Il film non convince e a non convincere è proprio la figura della stessa protagonista: perché questa donna creativa e intelligente, anticonformista e incapace di accettare restrizioni ha sempre sognato di insegnare in un college improntato in modo completamente opposto al suo modo di essere? Lei stessa ammette di essere venuta “Per fare la differenza”. Cosa in effetti voglia dire non è chiaro. Vuole spiegare la vita attraverso la pittura moderna, dando una spallata al conservatorismo? Quello che riesce a trasmettere è, invece, solo l’idea di una persona troppo pretenziosa e fredda tanto che alla fine risultano veritiere le parole del professore e della studentessa Joan che le fanno notare che è lei a non lasciare libertà di scelta: per lei una vita dedicata alla famiglia, infatti, è necessariamente sprecata e non una scelta consapevole e da rispettare, anche se non la si condivide.

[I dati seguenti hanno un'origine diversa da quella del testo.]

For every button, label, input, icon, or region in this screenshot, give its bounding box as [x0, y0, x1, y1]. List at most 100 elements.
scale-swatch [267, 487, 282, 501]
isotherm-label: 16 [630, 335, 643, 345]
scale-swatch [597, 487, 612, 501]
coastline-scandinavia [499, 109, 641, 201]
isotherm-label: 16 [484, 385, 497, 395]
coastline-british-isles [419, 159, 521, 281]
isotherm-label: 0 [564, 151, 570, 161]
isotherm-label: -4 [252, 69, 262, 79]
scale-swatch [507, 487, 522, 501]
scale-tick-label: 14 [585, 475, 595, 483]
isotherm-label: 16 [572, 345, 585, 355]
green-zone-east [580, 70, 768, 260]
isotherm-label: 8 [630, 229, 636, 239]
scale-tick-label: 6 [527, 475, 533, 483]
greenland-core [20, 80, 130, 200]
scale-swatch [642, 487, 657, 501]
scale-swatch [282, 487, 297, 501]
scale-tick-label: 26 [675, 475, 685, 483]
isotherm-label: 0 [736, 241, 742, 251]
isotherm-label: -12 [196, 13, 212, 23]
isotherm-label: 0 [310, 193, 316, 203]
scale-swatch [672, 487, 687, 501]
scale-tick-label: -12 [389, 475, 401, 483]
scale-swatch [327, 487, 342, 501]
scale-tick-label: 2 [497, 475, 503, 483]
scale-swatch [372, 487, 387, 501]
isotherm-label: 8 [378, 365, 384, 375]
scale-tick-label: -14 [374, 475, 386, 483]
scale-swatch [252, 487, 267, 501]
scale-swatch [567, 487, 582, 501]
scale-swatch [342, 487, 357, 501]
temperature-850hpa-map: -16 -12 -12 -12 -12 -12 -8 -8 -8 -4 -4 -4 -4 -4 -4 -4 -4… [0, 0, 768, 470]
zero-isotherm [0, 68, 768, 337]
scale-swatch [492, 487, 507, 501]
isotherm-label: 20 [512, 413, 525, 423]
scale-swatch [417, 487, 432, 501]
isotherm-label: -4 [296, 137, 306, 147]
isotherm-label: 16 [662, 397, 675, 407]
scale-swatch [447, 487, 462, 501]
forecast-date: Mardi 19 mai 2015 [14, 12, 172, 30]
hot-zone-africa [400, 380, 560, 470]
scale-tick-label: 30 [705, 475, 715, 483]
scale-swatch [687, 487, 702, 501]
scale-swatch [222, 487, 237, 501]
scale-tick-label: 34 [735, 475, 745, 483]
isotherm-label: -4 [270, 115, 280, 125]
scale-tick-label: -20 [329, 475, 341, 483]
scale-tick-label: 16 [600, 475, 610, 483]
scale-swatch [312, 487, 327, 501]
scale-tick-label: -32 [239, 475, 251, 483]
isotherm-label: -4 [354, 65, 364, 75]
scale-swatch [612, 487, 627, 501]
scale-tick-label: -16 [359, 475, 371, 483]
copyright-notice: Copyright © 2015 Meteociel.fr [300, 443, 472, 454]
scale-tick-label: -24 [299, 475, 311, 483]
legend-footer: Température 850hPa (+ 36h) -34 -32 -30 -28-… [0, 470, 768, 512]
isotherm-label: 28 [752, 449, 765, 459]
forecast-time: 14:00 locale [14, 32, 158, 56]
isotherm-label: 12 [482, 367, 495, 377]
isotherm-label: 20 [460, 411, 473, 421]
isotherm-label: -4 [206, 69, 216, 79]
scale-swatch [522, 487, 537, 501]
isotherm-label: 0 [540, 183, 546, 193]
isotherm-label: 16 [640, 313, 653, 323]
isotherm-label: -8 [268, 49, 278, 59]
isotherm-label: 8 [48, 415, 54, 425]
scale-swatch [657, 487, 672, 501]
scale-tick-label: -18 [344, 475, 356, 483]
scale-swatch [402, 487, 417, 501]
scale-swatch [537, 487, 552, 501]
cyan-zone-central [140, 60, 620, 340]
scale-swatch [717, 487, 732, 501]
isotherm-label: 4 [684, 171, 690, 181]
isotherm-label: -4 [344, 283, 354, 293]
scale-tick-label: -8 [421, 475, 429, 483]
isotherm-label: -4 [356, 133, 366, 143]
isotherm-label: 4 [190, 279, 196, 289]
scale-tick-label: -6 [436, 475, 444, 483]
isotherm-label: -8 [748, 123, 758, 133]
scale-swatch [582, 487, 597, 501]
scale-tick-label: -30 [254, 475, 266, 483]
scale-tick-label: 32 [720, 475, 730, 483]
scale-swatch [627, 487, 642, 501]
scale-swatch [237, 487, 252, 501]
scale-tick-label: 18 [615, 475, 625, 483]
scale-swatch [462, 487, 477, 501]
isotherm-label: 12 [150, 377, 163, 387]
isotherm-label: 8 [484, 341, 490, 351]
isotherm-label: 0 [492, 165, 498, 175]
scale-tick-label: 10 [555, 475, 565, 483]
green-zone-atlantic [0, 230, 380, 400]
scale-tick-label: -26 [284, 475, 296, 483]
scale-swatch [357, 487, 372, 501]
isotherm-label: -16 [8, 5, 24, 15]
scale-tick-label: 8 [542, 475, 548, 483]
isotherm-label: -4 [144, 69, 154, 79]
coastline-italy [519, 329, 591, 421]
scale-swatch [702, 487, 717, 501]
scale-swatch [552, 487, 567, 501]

Non è, quindi, una persona che alla fine faccia molta “la differenza”: si limita ad essere lei stessa prevenuta e razzista verso gli altri solo che lo fa al contrario.
 
 
 
 
 
Potrebbe essere usato per dibattiti legati alla condizione femminile e al conservatorismo: dà, infatti, molti imput, ma nessuna soluzione o chiarimento.
 
 
 
Il periodo storico in cui il film è ambientato risulta essere solo accennato. Non vengono sviscerati temi come il maccartismo e il razzismo e sembra quasi che il regista non sappia decidere che taglio dare alla pellicola. Presenta poi personaggi banali e stilizzati che non riescono a convincere appieno. La studentessa più aperta è anche la magia-uomini del gruppo, la figlia della più bigotta è bigotta lei stessa, la più attenta e interessata farà una vita da massaia, la bruttina e grassottella, però dolce e sensibile, nessuno la vuole, l’insegnante di buone maniere è una repressa che dopo essere stata piantata dal fidanzato va a dire a tutti che è morto per non ammettere di non essere riuscita a farsi una vita, l’insegnate lesbica viene licenziata e l’unico professore maschio è bugiardo e sciupafemmine ed ha, ovviamente, tresche con le studentesse. Insomma, sono tutti prevedibili. L’unica che veramente può emozione è Betty, frustrata e conformista moglie di un uomo che l’ha sposata per convenienza e oppressa da una madre ricca, onnipresente e razzista. Questo malgrado il cast d’attori notevole, formato, oltre che dalla più nota Julia Roberts, anche dal premio Oscar Marcia Gay Harden e dalle giovani promesse Julia Stiles (Joan), Meggie Gyllenhaal (Giselle) e Kristen Dunst (Betty).
Non è un film che appassiona, ma delude per il modo in cui sono trattati superficialmente temi interessanti.